Twenty years after this movie came out, comic book fans would vote to beat a new, different Robin to death. By then, Batman had already gotten old and beat up Superman. This film isn’t even called Batman anymore, because that title was usurped by another movie, a kinkier and darker flick where lots of decent people die, and that was the movie that became Batman because it set the tone for the character for the next 30 years. Batman is now a guy who is fighting the freaks and in danger of losing himself. A hero trapped in something much worse than an absurd world, a cinematic universe — a place where everything must line up according to the logic of bean counters and market research and corporate availability. A man who almost never has a partner to help him out.

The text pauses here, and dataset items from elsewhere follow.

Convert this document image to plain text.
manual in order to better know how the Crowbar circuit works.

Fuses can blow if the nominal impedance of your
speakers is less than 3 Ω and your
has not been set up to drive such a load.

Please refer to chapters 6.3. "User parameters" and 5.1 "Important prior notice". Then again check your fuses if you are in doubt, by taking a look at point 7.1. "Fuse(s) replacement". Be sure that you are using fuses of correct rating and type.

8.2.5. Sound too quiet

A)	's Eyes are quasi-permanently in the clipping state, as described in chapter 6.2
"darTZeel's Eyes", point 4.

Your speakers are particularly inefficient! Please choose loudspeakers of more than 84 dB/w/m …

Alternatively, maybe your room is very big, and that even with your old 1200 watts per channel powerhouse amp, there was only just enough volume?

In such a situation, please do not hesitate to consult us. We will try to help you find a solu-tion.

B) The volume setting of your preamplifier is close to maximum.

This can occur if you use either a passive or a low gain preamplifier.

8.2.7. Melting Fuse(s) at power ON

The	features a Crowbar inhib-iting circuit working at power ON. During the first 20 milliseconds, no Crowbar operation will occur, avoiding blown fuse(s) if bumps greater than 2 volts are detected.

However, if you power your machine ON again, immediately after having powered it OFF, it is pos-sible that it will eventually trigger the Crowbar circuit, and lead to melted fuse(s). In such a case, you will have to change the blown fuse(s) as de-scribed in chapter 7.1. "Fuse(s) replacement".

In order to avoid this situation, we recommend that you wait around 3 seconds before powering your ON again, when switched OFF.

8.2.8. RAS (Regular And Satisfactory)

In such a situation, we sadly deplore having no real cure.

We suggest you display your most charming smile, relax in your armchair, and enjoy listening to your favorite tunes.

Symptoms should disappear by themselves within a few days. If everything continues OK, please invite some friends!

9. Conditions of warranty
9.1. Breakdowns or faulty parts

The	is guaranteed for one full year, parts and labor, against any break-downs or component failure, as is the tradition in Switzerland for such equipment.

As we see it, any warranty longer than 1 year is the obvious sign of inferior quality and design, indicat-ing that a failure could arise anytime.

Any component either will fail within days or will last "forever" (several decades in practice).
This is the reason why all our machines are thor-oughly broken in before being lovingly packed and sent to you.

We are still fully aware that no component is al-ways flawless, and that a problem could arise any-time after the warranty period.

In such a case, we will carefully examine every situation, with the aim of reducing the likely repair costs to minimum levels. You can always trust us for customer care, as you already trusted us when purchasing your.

Batman is a strong enough character to encompass all of those things, but Batman 66 is an out from that future. As a fairy tale it’s a triumph and a trap, a hermetically sealed world of madness that is also a reinforcement of the status quo. A closed loop. Or maybe a racetrack, where the drive is challenging and frustrating and fun and always leads you back to the same place again. A drive that’s not so bad with a buddy riding shotgun.